PROVIDENCE -- An FBI-led investigation has concluded that authorities did not use excessive force in their handling of Esteban Carpio, who is accused of killing a detective with the detective's own service weapon at police headquarters last month.

After he appeared in court badly bruised and swollen, blood oozing from the plastic spit shield he was wearing, Carpio's family complained that the 26-year-old had been a victim of police brutality.

But Kenneth Kaiser, special agent in charge of the Boston office of the FBI, said yesterday that a monthlong review of the department's handling of the case, including interviews with more than a dozen civilian witnesses, found no civil rights violations.

''If he's fighting police officers, the officers have a right to use whatever means necessary to subdue the suspect," Kaiser said during a press conference with local and State Police. ''From personal experience, I think the police officers and correctional officers used amazing restraint with Mr. Carpio."

The FBI report has been given to the US Department of Justice's civil rights division for review. A panel led by the FBI and including members of the state and Providence police conducted the probe.

Clifford Montiero, head of the Providence chapter of the National Association for the Advancement of Colored People, called the findings a ''logical and rational conclusion." The NAACP requested the probe.

Officials of the Rhode Island chapter of the American Civil Liberties Union said they believe that investigators had addressed the group's concerns, but wanted to see the report to judge whether the investigation was thorough.

Law enforcement officials had said Carpio hurt himself jumping from a third-story window and struggling with officers after he fatally shot Detective Sergeant James Allen with the detective's weapon while Allen was interviewing Carpio at police headquarters on April 17.

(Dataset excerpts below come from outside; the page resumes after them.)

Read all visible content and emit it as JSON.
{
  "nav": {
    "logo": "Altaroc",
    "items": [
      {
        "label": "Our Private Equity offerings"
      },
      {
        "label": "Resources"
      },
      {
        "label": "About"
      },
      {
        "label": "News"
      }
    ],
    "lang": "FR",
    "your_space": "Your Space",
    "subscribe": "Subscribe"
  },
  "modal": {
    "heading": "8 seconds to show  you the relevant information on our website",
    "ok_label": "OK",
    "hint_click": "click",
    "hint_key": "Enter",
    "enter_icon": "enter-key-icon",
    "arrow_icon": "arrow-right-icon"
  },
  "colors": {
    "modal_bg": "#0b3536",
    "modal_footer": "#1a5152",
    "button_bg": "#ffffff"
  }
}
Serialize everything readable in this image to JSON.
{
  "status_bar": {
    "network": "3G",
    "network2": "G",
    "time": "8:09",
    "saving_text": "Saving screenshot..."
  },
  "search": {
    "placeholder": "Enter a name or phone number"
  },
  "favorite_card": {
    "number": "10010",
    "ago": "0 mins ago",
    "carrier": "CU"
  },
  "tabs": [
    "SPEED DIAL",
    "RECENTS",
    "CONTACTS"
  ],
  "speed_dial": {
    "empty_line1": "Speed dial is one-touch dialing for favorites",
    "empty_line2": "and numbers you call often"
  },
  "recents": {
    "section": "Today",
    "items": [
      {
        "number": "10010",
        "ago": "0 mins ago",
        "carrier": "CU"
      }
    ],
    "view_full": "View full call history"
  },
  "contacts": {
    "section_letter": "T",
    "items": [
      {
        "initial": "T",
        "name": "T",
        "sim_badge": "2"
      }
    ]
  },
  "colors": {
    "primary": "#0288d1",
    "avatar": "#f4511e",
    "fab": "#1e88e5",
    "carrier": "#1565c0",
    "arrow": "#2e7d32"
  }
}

Five officers later converged on Carpio on a downtown street, and a violent struggle ensued as the officers tried to subdue Carpio and handcuff him. Kaiser said officers punched Carpio several times, including once in the face. He said the suspect punched, kicked, and at one point lodged his hand under his stomach to avoid being handcuffed.

Carpio and his family declined to talk directly with investigators, referring questions to their lawyers. The FBI was not given access to his medical records, Kaiser said.

Carpio's lawyer did not immediately return a phone message.